Original article published on The Des Moines Register by Governor Bill Weld (desmoinesregister.com) available here

My name is Bill Weld. I’m a Republican running for president of the United States. I’m running because I believe Americans — Republicans, independents, and Democrats — deserve better leadership than we have in Washington, D.C., today. And for Republicans in particular, I’m running to offer the opportunity to elect a president who actually believes in the principles of limited government, free and fair markets, and economic opportunity for all. Principles that, until Donald Trump took over, were the trademarks of a great political party.
Those principles are important to me. I had the great honor to serve President Ronald Reagan as the U.S. attorney for Massachusetts, where I successfully prosecuted more than 100 cases of public corruption. Then, as the assistant U.S. attorney general in charge of the criminal division, I had the opportunity to lead many of President Reagan’s criminal justice initiatives.
In 1990, I was the first Republican to be elected governor of Massachusetts in 20 years. When I took office, the state faced a $1.3 billion deficit. Unemployment was 9.1%, and taxes were among the highest in the nation. The state’s bond rating was little better than junk bonds.
Despite a Legislature where Democrats outnumbered Republicans by 3 to 1 (we’re talking about Massachusetts, after all.), I worked across party lines to cut taxes 21 times, balanced the budget, cut wasteful programs, and signed into law one of the strongest welfare reforms in the country.
Massachusetts didn’t just recover. Massachusetts thrived. Based on that record, both the Wall Street Journal and the CATO Institute ranked me as the most fiscally conservative governor in the nation. I achieved that distinction while dramatically improving education, improving services and leading the way to long-overdue protections of our natural resources and the environment.
In short, I’m a Republican … and governed that way, unlike Donald J. Trump, who has hijacked the Republican brand and replaced it with some bizarre and compulsive mix of government intervention in the marketplace, trade wars launched by tweet that could well cost Iowa farmers overseas customers for decades to come, and trillion-dollar deficits that literally threaten our young people’s very futures.

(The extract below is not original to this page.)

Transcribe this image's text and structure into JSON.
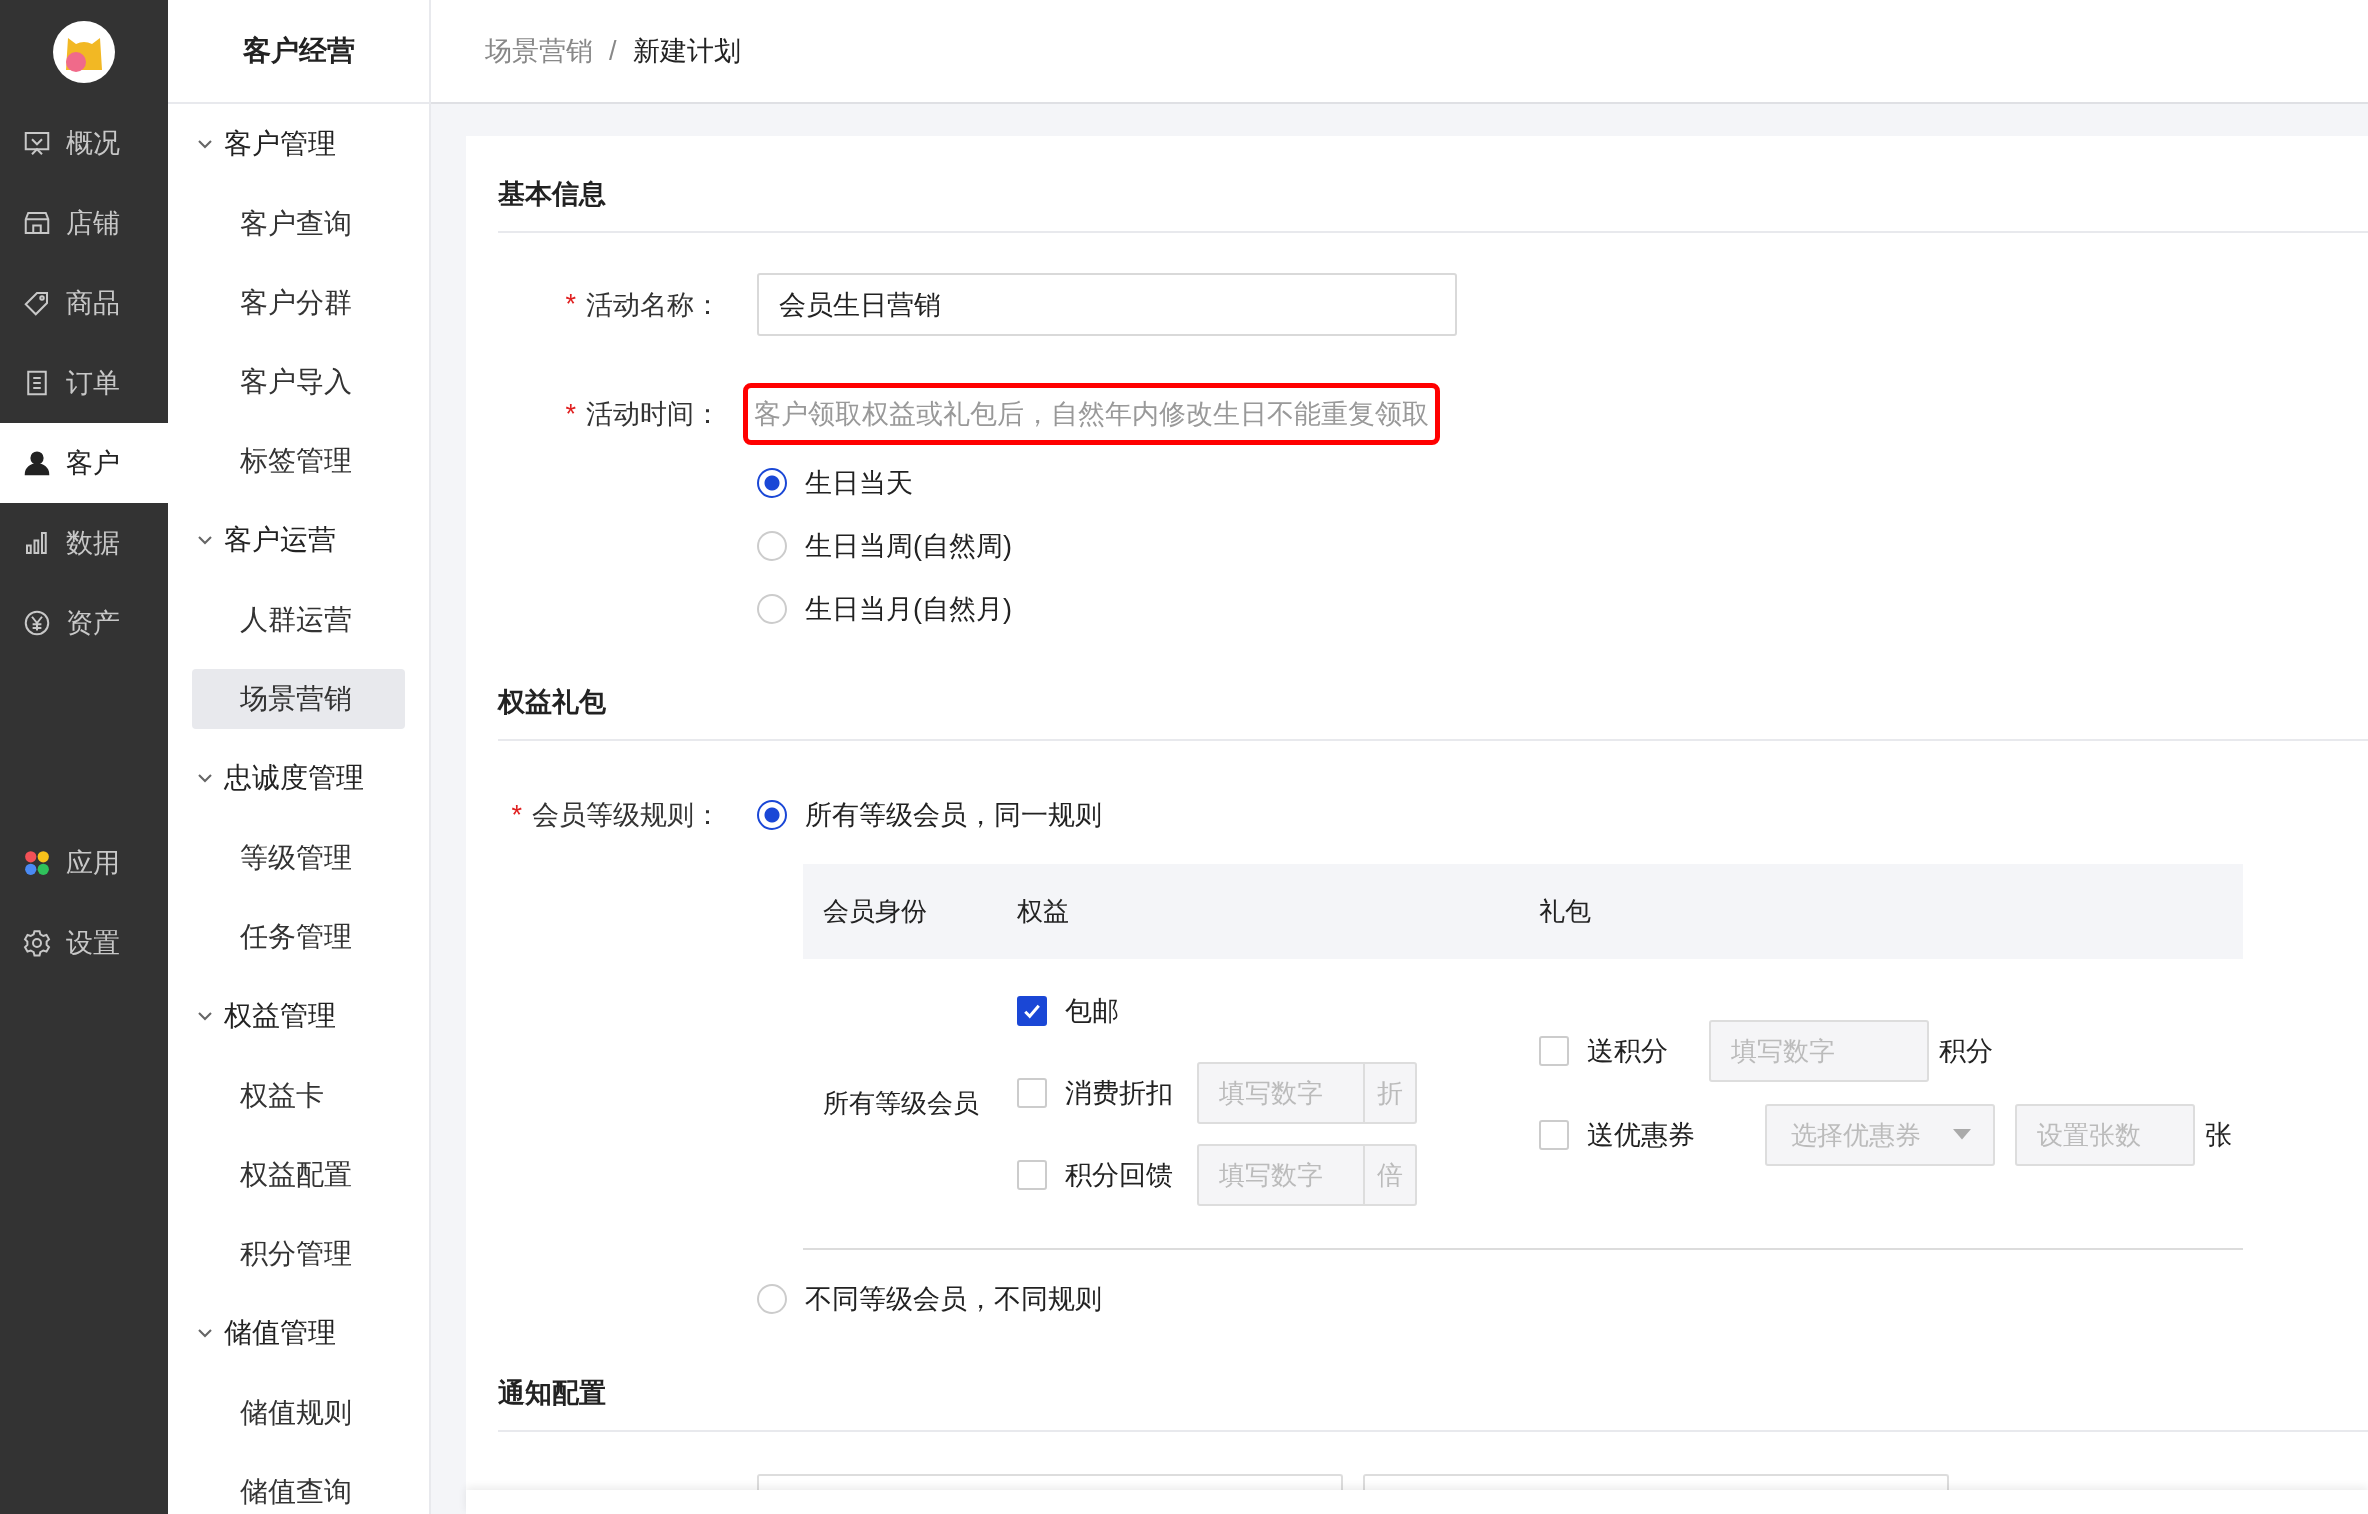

Republicans have never believed we can spend our way to prosperity, but Donald Trump is giving it a heck of a try. Republicans have always understood that the Chinese don’t pay tariffs we slap on them. American farmers, employers and consumers pay them.
We believe in the rule of law. Donald Trump doesn’t believe the law applies to him. We believe the Constitution means what it says. Donald Trump scoffs at its inconvenient restraints on the power he so desperately covets. And we believe the purpose of foreign policy and our military is to make us safer and to protect the freedoms that make America uniquely great.
As I travel across Iowa and the nation, I don’t run into very many Americans who feel safer today than they did three years ago — or three weeks ago
I understand why Donald Trump was elected. I really do. America had watched as both parties spent us — and our children — into bankruptcy. Mothers, fathers, husbands, wives and children had stayed awake at night worrying as our amazing men and women of the military were sent into endless wars with no clear objectives. Young people had grown tired of watching the politicians quibble and dither while doing nothing to understand, much less deal with, an obviously changing climate.
Trying something — or someone — different was an appealing choice. But let’s face facts. Donald J. Trump is an experiment that has gone dangerously awry.
America deserves better. Republicans deserve better. Iowans deserve better. The choice in November doesn’t have to be between a liberal Democrat and an erratic, undisciplined president who treats the White House as just another business acquisition … and calls himself a Republican.
THAT is why I am running for president.
Bill Weld, former governor of Massachusetts, is a Republican candidate for president.